BrooklynSpeaks statement on the Draft Scope of Work for the Atlantic Yards SEIS
On Thursday, March 14, 2013, public comments on the Draft Scope of Work for the Atlantic Yards Supplemental Environmental Impact Statement were due to the Empire State Development Corporation. A statement from the BrooklynSpeaks sponsors follows, as does a link to BrooklynSpeaks' full response.
The BrooklynSpeaks sponsors appreciate the opportunity to respond to the Draft Scope of Work for the Atlantic Yards Supplemental Environmental Impact Statement (SEIS). We note that the need for a SEIS was cited prior to the approval of the 2009 MGPP, not only by our organizations but by nearly every local elected official representing the neighborhoods surrounding the Atlantic Yards project. We sincerely regret that litigation was required to compel the study anticipated by the draft scope, but look forward to working constructively with the ESDC to ensure that the SEIS it prepares will be a new starting point from which the stated objectives of the Atlantic Yards project can be achieved on a timely basis, through a transparent process with public accountability.
Community leaders and elected officials demand ESDC study restoring Atlantic Yards’ original 10-year construction schedule
BROOKLYN, February 27, 2013: In advance of a public hearing on a draft scope of work for a court-ordered environmental review of 2009 changes to the Atlantic Yards project which extended its construction from ten to twenty-five years, community leaders and elected officials expressed dismay that the draft scope contains no analysis of alternatives that would enable the project to be completed in its original ten-year time frame.
A group of BrooklynSpeaks sponsors, local residents and elected officials filed suit in November of 2009, charging that the Empire State Development Corporation (ESDC) approved Atlantic Yards’ 2009 Modified General Project Plan (MGPP) without sufficient study of the effects of a 25-year construction period on surrounding communities.
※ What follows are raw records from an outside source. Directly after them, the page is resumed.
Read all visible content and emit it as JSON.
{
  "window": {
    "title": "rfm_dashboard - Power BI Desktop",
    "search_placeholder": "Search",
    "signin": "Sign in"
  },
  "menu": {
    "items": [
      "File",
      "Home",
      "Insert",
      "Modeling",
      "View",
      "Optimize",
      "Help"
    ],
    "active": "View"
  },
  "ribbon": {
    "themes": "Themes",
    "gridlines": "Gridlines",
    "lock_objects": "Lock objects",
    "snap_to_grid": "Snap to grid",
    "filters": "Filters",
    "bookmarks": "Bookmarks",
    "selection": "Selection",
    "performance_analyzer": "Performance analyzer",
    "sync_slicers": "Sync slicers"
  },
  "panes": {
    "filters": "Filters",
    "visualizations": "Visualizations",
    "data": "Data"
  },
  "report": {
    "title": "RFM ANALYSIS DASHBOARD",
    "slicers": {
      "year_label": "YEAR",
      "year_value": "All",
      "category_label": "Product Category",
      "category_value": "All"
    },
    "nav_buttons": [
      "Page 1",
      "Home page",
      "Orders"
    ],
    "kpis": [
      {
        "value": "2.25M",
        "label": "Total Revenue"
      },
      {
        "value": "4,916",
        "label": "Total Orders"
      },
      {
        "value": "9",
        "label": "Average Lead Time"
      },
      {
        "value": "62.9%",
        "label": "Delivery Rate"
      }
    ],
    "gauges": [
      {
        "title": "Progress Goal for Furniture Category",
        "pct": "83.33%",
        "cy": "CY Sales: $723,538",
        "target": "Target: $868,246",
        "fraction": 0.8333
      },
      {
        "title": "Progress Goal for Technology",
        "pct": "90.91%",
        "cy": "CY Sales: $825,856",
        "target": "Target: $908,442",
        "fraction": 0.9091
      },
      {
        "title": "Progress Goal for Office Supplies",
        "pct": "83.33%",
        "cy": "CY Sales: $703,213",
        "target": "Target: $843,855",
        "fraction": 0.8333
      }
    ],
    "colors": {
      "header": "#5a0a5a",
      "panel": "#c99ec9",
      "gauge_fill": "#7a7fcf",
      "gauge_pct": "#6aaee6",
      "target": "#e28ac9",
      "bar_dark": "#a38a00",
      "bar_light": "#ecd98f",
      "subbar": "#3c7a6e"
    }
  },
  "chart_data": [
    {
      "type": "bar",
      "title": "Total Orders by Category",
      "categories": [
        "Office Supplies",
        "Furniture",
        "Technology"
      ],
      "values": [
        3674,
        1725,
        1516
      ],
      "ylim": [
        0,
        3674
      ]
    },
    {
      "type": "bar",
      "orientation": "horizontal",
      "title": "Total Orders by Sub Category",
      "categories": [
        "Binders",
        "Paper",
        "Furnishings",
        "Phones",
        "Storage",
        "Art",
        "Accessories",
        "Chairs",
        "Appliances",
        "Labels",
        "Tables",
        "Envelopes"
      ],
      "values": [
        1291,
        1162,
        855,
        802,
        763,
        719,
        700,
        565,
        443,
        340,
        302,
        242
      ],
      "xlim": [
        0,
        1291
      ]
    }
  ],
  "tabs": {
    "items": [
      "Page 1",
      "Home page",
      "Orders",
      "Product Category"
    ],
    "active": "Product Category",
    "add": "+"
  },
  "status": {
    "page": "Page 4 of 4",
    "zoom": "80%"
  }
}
In July 2011, State Supreme Court Justice Marcy Friedman ruled that ESDC’s approval of the 2009 MGPP lacked a rational basis and violated New York State environmental law. Justice Friedman ordered ESDC to complete a Supplemental Environmental Impact Statement (SEIS) and revisit its approval of the 2009 MGPP. ESDC’s issuance of the SEIS draft scope of analysis was delayed until December 2012, while the agency unsuccessfully fought to have the court’s decision overturned.
“Atlantic Yards was approved on the basis of removing blight conditions in and around the Vanderbilt rail yards,” said Jo Anne Simon, Democratic District Leader of the 52nd A.D. “Instead, the project has actually created blight by demolishing buildings, displacing residents and businesses, and causing massive disruptions for the project’s neighbors across its 22-acre site. It’s outrageous that ESDC would fail to even consider how a decade or more of delay could be avoided.”